Real Recipes From Real Home Cooks ®

summer gazpacho salad

(1 rating)
review
Private Recipe by
Russ Myers
Necedah, WI

All your favorite fruits and vegetables presented together in a delicious salad

(1 rating)
yield 10 Servings
prep time 20 Min
method No-Cook or Other

Ingredients For summer gazpacho salad

  • 3 c
    fresh pineapple, cut into chunks
  • 4 md
    tomatoes, seeds removed, coarsely chopped and drained
  • 1 lg
    cucumber, cut in half lengthwise and thinly sliced
  • 1/4 c
    green onions, chopped
  • 1`/8 c
    white wine
  • 1/8 c
    vinegar
  • 4 tsp
    olive oil
  • 4
    leaves, fresh basil, stacked, rolled and sliced to make thin ribbons (chiffonade)

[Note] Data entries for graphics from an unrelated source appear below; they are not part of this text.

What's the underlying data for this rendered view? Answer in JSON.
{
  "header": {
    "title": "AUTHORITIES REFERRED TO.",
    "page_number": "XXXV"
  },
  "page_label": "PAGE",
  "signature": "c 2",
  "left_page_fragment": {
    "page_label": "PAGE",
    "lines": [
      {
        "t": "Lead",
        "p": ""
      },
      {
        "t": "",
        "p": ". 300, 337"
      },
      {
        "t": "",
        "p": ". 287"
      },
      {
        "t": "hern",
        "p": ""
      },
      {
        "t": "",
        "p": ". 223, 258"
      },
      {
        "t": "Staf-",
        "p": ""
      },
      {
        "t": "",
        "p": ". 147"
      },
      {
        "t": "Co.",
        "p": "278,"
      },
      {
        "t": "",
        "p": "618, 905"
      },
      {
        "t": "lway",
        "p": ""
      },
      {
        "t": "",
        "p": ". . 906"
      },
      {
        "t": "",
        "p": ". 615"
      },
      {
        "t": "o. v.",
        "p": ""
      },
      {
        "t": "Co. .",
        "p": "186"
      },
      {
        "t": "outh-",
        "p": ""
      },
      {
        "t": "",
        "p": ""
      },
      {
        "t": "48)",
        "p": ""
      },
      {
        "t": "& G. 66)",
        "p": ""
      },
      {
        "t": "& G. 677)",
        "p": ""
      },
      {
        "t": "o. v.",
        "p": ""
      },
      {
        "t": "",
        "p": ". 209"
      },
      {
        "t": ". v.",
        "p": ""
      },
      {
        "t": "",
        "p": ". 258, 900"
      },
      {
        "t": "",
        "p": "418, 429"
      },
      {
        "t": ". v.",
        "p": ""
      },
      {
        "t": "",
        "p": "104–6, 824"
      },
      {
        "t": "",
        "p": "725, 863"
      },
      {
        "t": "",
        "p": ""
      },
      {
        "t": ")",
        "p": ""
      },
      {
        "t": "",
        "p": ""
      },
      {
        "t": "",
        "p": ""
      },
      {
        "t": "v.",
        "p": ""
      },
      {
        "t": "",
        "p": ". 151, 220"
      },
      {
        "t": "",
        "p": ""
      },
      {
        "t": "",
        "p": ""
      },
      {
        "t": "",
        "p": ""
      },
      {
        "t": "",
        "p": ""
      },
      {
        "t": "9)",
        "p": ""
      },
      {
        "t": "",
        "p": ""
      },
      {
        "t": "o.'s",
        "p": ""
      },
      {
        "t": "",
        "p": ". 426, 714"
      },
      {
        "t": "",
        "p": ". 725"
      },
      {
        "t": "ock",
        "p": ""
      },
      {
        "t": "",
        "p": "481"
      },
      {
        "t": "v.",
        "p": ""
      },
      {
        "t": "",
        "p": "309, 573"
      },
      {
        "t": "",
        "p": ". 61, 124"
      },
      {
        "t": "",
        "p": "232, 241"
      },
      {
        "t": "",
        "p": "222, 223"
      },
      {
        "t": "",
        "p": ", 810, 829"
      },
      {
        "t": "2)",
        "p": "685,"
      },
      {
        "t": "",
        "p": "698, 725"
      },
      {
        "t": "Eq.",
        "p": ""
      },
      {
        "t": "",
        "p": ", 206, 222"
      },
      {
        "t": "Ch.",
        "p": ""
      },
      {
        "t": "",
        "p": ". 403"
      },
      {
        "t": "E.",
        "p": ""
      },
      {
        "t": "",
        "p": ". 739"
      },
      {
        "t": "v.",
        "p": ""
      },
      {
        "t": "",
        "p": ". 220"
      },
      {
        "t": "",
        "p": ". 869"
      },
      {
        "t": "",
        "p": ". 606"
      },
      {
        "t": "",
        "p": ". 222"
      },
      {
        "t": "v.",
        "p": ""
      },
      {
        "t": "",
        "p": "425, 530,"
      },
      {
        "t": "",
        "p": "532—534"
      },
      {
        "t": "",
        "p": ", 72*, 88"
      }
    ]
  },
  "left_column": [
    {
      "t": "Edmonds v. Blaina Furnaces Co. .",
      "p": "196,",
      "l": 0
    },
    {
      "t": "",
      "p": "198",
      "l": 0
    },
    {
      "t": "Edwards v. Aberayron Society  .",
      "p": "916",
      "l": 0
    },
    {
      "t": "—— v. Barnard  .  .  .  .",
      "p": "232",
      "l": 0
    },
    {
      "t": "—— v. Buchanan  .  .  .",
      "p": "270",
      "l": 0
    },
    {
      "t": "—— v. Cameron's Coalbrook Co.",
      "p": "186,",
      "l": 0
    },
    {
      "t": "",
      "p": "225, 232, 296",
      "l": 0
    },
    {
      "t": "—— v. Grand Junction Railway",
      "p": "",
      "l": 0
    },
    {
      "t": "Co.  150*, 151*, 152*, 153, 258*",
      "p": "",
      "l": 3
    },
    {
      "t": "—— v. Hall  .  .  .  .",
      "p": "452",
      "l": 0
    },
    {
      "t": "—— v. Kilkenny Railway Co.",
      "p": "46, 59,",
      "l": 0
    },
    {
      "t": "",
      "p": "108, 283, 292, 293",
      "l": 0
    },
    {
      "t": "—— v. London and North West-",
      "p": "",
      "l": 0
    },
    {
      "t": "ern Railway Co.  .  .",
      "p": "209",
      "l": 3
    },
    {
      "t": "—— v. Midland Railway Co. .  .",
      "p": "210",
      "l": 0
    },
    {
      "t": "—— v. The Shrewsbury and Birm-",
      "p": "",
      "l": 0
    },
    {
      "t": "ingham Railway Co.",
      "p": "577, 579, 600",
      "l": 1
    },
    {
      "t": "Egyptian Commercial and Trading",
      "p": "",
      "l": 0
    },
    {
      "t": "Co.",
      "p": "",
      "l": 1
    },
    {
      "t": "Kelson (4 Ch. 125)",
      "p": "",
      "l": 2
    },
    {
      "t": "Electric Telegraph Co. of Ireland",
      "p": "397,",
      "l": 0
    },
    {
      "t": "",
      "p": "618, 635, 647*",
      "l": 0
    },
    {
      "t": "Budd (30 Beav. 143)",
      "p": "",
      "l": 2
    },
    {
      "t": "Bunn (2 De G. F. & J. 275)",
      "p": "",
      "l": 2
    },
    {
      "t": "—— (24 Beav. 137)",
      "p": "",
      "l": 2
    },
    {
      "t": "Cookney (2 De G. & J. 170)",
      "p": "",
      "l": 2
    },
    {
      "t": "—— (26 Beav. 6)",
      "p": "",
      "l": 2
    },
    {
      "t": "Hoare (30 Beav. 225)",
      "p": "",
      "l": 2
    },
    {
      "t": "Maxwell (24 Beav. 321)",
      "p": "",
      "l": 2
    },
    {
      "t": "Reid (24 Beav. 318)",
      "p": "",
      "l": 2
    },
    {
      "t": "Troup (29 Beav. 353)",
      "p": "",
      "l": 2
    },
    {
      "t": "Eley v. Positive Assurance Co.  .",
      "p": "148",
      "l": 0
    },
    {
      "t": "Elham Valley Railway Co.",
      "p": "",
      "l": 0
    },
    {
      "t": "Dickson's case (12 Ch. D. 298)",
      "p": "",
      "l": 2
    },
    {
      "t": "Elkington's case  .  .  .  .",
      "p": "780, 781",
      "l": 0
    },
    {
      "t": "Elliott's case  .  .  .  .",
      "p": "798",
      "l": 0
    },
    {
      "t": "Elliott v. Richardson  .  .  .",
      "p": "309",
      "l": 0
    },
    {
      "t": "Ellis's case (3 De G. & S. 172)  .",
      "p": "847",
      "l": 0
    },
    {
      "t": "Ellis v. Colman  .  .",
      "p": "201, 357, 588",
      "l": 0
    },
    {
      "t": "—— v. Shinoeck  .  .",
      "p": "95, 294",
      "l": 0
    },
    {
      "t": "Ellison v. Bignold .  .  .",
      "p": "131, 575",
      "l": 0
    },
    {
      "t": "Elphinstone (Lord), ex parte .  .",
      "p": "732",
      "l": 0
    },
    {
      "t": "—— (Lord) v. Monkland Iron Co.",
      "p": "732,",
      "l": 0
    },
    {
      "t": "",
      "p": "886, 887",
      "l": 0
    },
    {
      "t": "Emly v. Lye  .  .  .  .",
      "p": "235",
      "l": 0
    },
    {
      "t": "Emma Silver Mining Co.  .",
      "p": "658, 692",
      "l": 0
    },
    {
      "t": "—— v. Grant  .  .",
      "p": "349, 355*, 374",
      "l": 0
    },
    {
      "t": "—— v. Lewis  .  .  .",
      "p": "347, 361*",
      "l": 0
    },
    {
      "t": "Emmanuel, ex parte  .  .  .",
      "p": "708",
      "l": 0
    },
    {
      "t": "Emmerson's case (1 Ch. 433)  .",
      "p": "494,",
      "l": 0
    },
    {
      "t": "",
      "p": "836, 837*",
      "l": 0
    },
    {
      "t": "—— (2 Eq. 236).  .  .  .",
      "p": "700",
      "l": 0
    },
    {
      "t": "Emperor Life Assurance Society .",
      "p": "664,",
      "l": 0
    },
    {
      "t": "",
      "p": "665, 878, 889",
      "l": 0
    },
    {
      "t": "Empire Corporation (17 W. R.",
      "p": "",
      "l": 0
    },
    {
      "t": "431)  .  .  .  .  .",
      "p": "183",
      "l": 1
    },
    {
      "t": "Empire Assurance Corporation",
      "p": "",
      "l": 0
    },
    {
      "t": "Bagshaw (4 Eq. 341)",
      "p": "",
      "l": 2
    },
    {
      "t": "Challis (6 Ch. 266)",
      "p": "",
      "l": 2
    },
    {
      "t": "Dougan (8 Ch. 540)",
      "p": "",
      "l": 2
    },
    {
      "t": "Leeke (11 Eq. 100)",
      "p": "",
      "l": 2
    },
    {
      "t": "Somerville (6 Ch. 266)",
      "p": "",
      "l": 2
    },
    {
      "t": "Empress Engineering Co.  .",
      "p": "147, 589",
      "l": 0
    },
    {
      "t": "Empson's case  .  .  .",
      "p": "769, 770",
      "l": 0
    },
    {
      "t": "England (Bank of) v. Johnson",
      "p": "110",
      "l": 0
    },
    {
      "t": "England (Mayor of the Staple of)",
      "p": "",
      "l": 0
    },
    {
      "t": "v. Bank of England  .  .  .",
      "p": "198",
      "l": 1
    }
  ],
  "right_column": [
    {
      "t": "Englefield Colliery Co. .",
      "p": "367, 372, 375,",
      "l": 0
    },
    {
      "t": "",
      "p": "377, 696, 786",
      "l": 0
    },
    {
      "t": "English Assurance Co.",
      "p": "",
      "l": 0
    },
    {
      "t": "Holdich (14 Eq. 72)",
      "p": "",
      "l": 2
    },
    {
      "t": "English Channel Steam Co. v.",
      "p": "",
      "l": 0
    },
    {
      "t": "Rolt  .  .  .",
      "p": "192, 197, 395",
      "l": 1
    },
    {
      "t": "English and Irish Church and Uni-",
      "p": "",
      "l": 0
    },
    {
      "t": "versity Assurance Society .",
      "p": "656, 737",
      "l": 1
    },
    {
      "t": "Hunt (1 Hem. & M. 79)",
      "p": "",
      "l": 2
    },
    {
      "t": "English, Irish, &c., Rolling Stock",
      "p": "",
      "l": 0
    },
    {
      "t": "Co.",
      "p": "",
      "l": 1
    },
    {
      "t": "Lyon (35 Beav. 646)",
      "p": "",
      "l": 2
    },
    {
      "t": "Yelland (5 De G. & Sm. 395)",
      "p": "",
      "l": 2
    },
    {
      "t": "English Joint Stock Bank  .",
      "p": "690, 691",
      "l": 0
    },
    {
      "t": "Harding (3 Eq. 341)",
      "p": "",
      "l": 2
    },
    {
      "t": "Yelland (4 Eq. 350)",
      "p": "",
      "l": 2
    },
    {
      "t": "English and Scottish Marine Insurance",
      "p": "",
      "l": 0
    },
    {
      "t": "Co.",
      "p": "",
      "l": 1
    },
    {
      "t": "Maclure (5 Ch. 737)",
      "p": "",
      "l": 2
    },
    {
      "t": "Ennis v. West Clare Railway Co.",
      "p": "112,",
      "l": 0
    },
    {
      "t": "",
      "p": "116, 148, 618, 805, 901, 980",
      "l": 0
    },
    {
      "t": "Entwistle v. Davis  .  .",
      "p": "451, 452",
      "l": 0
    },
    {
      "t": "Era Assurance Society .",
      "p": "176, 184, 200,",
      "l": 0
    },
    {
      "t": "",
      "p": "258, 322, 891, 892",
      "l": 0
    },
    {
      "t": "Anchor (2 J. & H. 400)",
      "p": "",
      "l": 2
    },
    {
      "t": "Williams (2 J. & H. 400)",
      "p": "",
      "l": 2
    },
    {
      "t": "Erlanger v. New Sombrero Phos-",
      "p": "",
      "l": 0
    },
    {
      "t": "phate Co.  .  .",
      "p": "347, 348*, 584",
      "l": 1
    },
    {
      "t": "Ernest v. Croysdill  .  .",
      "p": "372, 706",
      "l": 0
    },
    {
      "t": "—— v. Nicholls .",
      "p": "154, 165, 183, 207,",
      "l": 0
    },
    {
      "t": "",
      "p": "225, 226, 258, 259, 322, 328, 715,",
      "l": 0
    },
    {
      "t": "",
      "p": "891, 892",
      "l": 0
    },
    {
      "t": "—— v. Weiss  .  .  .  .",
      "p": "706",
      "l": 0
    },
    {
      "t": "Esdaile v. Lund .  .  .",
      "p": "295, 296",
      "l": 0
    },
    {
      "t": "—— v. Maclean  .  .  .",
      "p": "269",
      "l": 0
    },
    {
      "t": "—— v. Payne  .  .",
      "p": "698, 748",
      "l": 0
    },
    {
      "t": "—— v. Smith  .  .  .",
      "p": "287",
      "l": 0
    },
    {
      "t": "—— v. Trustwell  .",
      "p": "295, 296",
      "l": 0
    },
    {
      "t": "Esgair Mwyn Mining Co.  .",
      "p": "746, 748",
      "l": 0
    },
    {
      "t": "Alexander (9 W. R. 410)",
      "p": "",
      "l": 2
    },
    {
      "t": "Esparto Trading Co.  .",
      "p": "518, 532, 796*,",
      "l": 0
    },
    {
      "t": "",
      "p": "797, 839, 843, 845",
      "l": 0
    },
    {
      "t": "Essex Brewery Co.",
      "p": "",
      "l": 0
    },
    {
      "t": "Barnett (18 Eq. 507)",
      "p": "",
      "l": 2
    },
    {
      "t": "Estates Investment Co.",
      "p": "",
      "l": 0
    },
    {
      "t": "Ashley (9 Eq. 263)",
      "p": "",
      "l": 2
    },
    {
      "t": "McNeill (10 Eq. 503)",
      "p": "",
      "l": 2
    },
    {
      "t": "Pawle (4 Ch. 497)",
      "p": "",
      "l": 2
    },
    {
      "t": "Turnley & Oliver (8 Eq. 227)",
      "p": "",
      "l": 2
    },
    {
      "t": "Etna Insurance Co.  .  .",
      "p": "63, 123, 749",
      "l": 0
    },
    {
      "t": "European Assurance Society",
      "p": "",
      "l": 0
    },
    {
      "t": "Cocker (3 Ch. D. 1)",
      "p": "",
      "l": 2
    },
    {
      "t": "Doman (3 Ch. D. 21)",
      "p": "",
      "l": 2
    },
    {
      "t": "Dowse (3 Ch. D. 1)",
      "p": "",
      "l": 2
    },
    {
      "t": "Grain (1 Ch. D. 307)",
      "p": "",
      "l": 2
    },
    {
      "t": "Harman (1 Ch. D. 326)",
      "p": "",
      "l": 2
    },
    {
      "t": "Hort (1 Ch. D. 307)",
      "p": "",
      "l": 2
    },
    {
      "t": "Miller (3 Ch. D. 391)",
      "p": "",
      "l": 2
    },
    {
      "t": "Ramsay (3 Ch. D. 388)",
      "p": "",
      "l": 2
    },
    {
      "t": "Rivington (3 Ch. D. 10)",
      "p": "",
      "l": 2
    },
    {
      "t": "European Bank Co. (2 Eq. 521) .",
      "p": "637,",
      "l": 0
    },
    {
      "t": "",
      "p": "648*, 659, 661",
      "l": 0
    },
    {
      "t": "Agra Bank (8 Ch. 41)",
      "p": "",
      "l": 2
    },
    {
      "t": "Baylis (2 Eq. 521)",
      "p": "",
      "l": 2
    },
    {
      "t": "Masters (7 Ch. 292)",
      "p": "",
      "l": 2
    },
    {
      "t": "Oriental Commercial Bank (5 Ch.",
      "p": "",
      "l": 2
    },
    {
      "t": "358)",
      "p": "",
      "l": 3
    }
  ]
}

How To Make summer gazpacho salad

  • 1
    Place pineapple, tomatoes, cucumber and onions in a large serving bowl.
  • 2
    Whisk together wine, vinegar and oil. Pour over salad mixture and gently toss. Cover and chill for at least 1 hour or overnight to blend flavors.
  • 3
    Just before serving stir and garnish with basil chiffonade scattered over the salad.